Following a deep assessment of the current capability to support the development and growth of the UK’s battery manufacturing industry, the forecasts are based upon the strong foundation of UK-based companies who are already embedded within many global battery supply chains. The report has been produced by E4tech, commissioned by the Advanced Propulsion Centre and Innovate UK, supported by Knowledge Transfer Network, and WMG at the University of Warwick.
Based on the ambitions to stimulate the supply chain so the UK can attract a ‘giga-factory’, this report engaged with members of the supply chain who would support volume production capacity, finding them keen to seize the opportunity.
Ian Constance, chief executive of Advanced Propulsion Centre, said: “With transport shifting towards electrification batteries are set to play a major part in our future propulsion mix. This report highlights the opportunities available to our automotive and chemical sectors to come together and collaborate to make the UK the go-to-place in Europe for battery cell manufacturing. We need to ensure that we have a rich and diverse supply chain here in the UK to anchor and attract Automotive OEMs supporting them to grow and flourish from the production of next generation low carbon vehicles.”
Currently three fifths of a vehicle battery pack’s value is the chemicals and materials. With the UK boasting some of the largest suppliers of materials to produce cathodes, anodes and electrolytes, the UK is well-placed to capitalise on this.
Sue Dunkerton OBE, interim chief executive of the Knowledge Transfer Network, said: “Our role is to connect people to accelerate innovation, driving UK growth. We are excited to have been part of this important project – together with our partners – to use our knowledge and connections of the UK chemical sector to shine a light on UK capability in this area and help develop this critical supply chain opportunity.”

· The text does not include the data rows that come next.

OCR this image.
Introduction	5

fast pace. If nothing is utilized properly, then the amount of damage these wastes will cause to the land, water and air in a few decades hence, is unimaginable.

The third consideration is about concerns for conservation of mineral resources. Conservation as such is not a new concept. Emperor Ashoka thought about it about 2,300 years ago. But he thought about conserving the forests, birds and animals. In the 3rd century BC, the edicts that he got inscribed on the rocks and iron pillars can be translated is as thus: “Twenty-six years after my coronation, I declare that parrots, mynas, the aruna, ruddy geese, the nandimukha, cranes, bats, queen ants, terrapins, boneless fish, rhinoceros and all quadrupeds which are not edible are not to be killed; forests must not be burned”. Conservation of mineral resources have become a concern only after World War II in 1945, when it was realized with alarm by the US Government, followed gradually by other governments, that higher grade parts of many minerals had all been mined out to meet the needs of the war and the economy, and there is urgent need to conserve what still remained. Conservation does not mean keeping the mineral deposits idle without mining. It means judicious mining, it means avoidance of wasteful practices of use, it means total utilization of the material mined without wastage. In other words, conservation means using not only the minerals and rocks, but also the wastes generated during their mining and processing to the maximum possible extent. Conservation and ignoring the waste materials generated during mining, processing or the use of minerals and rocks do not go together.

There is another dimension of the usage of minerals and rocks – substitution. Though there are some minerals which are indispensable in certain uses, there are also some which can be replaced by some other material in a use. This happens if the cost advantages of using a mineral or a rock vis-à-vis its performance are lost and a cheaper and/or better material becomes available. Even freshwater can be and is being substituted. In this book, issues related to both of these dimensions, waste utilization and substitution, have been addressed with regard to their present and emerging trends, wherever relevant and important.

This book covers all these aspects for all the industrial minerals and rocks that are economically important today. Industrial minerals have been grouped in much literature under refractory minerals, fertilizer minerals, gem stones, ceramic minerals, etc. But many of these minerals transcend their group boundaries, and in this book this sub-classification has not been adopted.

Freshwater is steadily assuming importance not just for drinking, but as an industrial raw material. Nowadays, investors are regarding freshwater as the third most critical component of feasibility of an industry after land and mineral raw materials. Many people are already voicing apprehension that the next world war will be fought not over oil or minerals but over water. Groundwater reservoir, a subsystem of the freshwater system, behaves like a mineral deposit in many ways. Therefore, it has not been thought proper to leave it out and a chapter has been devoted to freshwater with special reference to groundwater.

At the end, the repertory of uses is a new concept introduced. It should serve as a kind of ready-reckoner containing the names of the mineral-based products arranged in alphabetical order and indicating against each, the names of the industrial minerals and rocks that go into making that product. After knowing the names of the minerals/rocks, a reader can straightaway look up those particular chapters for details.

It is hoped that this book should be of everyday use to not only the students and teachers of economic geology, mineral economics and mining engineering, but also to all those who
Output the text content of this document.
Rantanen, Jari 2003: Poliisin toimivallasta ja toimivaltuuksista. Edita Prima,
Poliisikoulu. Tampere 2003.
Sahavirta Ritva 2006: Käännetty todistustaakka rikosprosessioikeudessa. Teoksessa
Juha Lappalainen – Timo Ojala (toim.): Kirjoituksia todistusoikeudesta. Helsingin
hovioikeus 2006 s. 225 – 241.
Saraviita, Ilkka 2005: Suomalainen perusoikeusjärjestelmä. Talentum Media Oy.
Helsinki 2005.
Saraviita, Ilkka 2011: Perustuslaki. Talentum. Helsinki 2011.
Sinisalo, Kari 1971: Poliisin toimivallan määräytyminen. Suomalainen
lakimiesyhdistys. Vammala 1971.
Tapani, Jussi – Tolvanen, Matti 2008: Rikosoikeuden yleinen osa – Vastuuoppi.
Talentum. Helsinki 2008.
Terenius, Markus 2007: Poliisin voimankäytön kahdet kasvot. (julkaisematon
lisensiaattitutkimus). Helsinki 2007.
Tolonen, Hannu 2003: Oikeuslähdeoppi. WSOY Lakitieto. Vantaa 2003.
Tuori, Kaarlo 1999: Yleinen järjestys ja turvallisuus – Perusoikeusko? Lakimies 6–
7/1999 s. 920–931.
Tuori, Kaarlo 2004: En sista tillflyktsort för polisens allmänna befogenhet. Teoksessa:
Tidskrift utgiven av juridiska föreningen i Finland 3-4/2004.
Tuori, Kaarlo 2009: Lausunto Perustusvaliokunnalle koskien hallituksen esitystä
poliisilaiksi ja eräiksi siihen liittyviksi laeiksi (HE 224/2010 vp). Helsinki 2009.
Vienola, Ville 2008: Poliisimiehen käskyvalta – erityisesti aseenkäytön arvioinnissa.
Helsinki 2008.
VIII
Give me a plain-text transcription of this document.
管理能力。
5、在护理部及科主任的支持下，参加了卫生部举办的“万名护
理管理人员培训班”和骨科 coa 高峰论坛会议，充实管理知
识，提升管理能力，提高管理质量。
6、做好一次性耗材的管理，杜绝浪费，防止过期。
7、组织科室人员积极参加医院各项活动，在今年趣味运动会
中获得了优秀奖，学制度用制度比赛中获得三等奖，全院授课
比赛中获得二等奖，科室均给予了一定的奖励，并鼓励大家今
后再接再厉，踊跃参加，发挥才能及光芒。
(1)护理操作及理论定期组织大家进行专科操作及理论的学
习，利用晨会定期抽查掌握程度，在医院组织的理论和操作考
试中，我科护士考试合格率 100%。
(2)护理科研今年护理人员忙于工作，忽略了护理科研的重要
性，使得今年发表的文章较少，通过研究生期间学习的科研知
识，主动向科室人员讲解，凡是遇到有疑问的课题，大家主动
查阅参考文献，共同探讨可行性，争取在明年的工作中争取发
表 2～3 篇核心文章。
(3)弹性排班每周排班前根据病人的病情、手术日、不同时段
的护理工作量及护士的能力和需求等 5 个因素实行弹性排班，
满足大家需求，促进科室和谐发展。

At the refinery, where 700 staff and up to 400 contractors produce 20 per cent of the UK’s fuel, it produces for anode manufacturers, who then sell to battery manufacturers. Most of the oil majors re-work the “relatively low value bottom of the barrel” crude, but P66 converts it into high value products, including speciality coke. One type is used primarily for electric arc steelmaking, with Phillips 66 a leading producer, and another is for aluminium smelting.
It was made an exemplar in ‘The Road to Zero’ – the Westminster push, and participated in a government-led Electric Vehicle Summit last September.
Dave Greenwood, Professor Advanced Propulsion Systems, WMG, University of Warwick, said: “Automotive batteries will halve in cost, double in energy density and see tenfold increases in manufacturing volumes before the end of the next decade. To do this we need advanced materials supplied in bulk and at very high quality. High value opportunities exist in cathode powders, anode powders, electrolytes, collector foils and separators, and the supply chain to provide them is in its infancy.”
The knowledge collaboration has been welcomed.
Adam Chase, Director, E4tech, added: “It has been very positive to see two industries working towards a shared opportunity. There is a clear industrial logic for expanding UK battery production and the UK Chemicals sector is ready and willing to scale up to meet the challenge. A lot now hangs on receiving clear demand signals in the form of a major battery plant investment in the UK.”